Cuando llegó la plenitud de los
tiempos, la Virgen recibe la embajada del Ángel: Dios te salve, llena de gracia, el Señor es contigo; bendita tú entre
las mujeres.[1]
Narra San Lucas que la Virgen
se turbó al escuchar el mensaje angélico, y se puso a meditar su contenido.[2] Dios había preparado su
corazón llenándola de gracia, y su libre cooperación a estos dones la convierte
en buena tierra para recibir la semilla divina. Inmediatamente prestó su
asentimiento pleno, abandonada en el Señor: Hágase
en mí según tu palabra.[3]
"En la Anunciación, María se
ha abandonado en Dios completamente, manifestando 'la obediencia de la fe' a Aquel que le
hablaba a través de su mensajero y prestando 'el homenaje del entendimiento y
de la voluntad'.[4]
Ha respondido, por tanto, con todo su 'yo' humano, femenino, y en esta
respuesta de fe estaban contenidas una cooperación perfecta con 'la gracia de
Dios que previene y socorre' y una disponibilidad perfecta a la acción del
Espíritu Santo, que 'perfecciona constantemente la fe por medio de sus dones'[5]"[6]. La Anunciación es el
momento cumbre de la fe de María: se hace realidad en su vida lo que tantas
veces había meditado en la intimidad de su corazón; "pero es además el
punto de partida, de donde inicia todo su 'camino hacia Dios', todo su camino
de fe".[7]
La Virgen nos muestra como el
Señor salió a su encuentro en ese momento inolvidable. El Señor sale siempre al encuentro de cada
persona humana. Dios sólo sabe contar hasta uno. El ejemplo de André Frossard
es ilustrativo.
"Eramos ateos
perfectos -cuenta este literato francés- de esos que ni se preguntan por su
ateísmo. Los últimos militantes anticlericales que todavía predicaban contra la
religión en las reuniones públicas nos parecían patéticos y un poco ridículos,
exactamente igual que lo serían unos historiadores esforzándose por refutar la
fábula de Caperucita roja. Su celo no hacia más que prolongar en vano un debate
cerrado mucho tiempo atrás por la razón. Pues el ateísmo perfecto no era ya el
que negaba la existencia de Dios, sino aquel que ni siquiera se planteaba el
problema. (...).
Pero sin tener mérito
alguno Frossard, porque Dios quiso y no por otra razón, fue el afortunado en recibir
el regalo de la conversión. El no buscaba a Dios. Se lo encontró:
"Sobrenaturalmente, sé la verdad sobre la más disputada de las causas y el
más antiguo de los procesos: Dios existe.

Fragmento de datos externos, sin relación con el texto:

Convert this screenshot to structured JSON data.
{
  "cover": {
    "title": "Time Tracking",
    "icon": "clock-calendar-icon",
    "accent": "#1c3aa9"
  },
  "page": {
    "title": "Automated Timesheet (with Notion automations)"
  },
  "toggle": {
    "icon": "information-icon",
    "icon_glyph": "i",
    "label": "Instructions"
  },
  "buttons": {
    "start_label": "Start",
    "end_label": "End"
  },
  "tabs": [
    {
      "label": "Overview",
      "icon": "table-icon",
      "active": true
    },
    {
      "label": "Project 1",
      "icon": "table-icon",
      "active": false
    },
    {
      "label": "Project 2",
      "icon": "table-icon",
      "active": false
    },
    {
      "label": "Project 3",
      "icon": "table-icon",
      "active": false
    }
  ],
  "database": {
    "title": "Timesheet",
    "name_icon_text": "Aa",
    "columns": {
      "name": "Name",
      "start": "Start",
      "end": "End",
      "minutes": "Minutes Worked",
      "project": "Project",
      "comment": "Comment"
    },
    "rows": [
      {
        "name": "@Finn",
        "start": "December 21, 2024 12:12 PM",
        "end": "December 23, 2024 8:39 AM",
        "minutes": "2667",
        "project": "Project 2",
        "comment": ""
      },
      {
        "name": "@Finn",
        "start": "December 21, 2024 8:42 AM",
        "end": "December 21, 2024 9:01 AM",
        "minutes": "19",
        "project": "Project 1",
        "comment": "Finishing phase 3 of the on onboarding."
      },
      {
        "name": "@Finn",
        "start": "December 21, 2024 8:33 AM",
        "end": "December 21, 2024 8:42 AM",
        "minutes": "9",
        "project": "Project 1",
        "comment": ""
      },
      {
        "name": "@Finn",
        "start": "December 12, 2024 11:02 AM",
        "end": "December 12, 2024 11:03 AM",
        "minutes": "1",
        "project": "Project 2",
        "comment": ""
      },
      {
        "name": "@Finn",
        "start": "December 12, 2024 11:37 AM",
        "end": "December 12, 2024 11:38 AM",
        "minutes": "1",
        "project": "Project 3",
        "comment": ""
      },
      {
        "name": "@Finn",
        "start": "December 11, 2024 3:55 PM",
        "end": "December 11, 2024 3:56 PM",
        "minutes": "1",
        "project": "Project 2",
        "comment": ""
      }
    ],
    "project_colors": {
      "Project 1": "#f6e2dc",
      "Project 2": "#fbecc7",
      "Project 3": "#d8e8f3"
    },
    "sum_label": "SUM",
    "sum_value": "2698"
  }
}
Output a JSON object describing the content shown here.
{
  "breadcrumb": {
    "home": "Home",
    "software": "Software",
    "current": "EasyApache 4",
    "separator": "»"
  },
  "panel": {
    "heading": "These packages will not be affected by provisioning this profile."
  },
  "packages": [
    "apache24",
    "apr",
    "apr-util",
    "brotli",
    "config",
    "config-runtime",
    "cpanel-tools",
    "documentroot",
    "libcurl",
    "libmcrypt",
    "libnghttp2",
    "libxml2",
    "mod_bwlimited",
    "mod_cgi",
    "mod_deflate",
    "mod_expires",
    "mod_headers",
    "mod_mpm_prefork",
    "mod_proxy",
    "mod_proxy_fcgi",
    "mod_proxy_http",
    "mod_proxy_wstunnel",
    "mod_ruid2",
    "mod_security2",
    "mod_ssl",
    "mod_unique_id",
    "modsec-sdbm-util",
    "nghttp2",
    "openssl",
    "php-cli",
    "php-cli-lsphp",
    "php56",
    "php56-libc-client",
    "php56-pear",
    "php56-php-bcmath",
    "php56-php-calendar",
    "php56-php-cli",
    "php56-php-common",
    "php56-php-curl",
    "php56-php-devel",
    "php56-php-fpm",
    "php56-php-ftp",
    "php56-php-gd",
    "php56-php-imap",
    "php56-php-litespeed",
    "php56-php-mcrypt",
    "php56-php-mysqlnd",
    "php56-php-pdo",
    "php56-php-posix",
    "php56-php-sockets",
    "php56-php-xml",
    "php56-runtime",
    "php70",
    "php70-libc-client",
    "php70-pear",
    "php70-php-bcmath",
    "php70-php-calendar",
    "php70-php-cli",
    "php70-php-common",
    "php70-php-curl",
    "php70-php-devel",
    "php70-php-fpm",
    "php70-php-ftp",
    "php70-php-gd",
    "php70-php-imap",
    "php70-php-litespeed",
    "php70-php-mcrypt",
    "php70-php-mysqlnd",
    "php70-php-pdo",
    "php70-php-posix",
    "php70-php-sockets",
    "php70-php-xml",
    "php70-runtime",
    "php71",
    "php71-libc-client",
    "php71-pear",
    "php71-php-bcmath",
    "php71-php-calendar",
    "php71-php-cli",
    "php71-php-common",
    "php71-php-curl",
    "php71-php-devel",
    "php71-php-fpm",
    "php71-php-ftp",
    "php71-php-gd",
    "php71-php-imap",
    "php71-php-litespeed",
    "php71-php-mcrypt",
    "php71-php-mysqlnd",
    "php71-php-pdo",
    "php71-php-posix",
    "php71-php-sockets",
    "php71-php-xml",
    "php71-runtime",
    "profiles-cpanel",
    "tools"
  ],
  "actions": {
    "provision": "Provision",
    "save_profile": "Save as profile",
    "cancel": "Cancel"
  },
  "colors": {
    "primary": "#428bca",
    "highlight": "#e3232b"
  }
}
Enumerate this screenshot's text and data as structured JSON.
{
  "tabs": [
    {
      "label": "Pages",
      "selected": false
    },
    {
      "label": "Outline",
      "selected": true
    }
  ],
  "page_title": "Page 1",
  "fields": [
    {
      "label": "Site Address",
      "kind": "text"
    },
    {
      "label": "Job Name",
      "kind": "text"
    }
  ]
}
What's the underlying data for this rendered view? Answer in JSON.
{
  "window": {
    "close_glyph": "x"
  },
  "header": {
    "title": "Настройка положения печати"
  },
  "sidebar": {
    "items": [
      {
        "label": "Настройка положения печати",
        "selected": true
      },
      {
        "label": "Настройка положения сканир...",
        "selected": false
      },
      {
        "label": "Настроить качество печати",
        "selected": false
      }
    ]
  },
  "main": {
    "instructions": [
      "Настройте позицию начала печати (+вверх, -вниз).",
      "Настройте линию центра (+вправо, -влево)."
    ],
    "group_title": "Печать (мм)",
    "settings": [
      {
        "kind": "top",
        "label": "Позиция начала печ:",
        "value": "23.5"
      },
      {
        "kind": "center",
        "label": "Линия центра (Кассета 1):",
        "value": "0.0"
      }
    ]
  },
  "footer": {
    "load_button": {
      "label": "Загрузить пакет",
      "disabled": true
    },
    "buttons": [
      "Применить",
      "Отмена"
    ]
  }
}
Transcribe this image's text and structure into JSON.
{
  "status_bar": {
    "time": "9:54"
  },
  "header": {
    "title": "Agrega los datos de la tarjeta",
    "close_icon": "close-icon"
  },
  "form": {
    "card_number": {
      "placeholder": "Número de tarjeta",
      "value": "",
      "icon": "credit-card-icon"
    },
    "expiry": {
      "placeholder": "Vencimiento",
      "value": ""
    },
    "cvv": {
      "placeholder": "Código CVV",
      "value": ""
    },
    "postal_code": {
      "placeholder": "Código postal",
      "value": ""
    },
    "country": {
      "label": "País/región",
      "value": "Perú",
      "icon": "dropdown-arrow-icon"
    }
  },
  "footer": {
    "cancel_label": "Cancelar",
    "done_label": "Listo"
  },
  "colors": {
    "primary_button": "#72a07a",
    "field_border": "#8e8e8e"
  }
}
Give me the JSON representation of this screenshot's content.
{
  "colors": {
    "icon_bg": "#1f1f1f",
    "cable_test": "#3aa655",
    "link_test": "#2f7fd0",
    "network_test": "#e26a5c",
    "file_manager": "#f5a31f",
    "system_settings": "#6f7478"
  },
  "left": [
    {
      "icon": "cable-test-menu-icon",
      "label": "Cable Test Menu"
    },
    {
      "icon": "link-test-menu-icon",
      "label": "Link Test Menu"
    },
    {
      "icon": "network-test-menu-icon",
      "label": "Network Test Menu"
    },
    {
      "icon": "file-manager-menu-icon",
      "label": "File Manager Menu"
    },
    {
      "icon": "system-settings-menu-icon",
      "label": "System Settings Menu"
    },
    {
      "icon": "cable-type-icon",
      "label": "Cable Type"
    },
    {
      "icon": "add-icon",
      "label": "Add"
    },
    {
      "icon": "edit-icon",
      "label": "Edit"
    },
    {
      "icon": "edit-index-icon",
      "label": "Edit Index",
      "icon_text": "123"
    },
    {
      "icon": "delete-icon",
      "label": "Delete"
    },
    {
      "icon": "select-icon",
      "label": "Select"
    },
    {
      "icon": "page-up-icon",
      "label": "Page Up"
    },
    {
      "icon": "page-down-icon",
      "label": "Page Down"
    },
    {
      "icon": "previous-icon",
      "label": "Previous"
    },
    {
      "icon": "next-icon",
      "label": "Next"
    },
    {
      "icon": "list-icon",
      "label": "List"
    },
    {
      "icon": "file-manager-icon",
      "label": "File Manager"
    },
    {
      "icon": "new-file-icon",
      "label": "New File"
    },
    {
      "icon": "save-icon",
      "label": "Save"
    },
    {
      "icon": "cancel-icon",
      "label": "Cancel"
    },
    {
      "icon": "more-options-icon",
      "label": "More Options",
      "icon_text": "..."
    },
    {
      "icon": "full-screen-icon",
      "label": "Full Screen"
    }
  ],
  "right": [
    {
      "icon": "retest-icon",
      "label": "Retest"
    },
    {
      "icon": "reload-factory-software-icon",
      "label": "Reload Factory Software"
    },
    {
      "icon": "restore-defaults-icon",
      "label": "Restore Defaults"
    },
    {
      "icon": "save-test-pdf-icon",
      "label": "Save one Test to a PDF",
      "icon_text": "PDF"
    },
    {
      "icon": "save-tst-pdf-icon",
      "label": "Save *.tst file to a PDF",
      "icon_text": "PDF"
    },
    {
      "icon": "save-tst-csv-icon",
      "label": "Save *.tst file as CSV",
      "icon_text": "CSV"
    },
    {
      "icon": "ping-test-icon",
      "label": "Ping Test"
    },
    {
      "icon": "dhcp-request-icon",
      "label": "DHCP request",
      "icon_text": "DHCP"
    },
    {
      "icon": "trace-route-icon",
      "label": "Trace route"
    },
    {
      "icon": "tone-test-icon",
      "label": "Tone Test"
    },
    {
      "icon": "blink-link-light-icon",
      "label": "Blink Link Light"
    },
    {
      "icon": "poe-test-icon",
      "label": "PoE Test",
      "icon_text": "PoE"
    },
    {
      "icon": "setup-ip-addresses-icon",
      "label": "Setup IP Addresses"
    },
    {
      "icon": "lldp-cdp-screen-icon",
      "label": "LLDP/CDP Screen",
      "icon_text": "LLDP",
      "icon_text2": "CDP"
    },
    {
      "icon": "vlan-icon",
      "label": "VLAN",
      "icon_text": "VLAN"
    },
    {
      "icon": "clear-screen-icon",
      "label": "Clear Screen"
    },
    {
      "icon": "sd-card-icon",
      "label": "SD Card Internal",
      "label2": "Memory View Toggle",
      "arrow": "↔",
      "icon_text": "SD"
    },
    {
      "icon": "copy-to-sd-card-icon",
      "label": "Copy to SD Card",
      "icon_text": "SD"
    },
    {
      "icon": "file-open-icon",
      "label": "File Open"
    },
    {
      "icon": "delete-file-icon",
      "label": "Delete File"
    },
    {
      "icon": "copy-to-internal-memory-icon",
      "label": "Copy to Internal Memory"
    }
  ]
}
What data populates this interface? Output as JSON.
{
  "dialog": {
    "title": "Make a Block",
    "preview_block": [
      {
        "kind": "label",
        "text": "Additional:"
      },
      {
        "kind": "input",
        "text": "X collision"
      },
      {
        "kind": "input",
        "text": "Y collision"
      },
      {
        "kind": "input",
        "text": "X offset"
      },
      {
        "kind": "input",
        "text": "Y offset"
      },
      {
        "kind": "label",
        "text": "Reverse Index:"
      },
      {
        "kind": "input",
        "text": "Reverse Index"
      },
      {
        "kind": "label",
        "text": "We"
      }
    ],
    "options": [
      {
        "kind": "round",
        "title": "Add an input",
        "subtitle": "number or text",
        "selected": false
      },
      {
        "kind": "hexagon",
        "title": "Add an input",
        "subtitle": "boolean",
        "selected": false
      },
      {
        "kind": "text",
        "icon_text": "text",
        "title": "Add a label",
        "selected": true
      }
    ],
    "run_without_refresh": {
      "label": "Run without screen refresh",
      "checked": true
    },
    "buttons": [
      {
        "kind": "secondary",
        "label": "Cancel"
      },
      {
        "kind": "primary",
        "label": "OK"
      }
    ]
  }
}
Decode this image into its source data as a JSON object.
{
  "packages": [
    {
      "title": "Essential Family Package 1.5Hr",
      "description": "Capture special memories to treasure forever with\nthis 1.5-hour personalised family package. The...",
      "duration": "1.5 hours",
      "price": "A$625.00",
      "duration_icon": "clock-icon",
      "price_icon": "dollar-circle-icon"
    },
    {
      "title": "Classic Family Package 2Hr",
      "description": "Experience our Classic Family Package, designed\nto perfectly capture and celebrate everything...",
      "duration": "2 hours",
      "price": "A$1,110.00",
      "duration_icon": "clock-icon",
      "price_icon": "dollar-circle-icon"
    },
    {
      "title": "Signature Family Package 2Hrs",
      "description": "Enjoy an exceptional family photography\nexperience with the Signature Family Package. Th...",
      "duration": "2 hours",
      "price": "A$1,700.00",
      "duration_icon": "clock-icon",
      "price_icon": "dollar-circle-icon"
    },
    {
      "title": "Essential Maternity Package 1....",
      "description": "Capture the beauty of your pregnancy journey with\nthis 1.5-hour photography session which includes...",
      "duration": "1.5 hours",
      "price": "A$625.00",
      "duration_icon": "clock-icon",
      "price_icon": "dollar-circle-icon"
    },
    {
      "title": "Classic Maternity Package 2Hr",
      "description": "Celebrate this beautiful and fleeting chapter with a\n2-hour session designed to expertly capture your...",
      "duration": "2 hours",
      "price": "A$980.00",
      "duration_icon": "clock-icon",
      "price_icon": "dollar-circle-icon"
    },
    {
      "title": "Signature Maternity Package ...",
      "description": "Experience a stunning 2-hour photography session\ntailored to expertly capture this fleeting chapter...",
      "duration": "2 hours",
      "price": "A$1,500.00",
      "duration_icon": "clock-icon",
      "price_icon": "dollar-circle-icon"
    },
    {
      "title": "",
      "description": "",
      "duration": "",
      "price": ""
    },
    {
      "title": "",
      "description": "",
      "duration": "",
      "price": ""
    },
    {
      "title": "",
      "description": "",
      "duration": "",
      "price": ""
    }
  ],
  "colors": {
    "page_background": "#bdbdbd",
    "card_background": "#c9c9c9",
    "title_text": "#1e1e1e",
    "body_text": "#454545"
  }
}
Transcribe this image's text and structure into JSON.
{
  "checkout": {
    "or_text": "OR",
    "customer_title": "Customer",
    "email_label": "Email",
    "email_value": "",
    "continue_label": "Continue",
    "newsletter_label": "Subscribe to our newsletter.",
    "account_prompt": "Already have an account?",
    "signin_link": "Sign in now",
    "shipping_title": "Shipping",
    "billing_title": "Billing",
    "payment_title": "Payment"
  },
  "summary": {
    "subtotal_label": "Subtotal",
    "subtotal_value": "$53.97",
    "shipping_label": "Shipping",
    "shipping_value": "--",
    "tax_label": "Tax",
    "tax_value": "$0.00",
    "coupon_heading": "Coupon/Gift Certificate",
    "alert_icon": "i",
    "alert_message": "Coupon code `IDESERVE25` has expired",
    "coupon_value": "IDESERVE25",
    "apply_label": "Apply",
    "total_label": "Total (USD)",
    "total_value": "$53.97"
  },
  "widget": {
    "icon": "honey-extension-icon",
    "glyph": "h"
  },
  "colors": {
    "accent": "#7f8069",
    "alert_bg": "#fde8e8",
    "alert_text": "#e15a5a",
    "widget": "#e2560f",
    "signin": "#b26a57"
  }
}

Yo me lo encontré. Me lo encontré
fortuitamente -diría que por casualidad si el azar cupiese en esta especie de
aventura-, con el asombro de paseante que, al doblar una calle de París, viese,
en vez de la plaza o de la encrucijada habituales, una mar que batiese los pies
de los edificios y se extendiese ante él hasta el infinito. Fue un momento de
estupor que dura todavía. Nunca me he acostumbrado a la existencia de Dios. Habiendo
entrado, a las cinco y diez de la tarde, en una capilla del Barrio Latino en
busca de un amigo, salí a las cinco y cuarto en compañía de una amistad que no
era de la tierra".[8]
"Toda la vida cristiana consiste
en responder al amor de Dios. La primera respuesta es precisamente la fe,
acoger llenos de estupor y gratitud una inaudita iniciativa divina que nos
precede y nos reclama. Y el "sí" de la fe marca el comienzo de una
luminosa historia de amistad con el Señor, que llena toda nuestra existencia y
le da pleno sentido. Sin embargo, Dios no se contenta con que nosotros
aceptemos su amor gratuito. No se limita a amarnos, quiere atraernos hacia sí,
transformarnos de un modo tan profundo que podamos decir con san Pablo: ya no
vivo yo, sino que Cristo vive en mí (cf. Ga 2, 20)".[9]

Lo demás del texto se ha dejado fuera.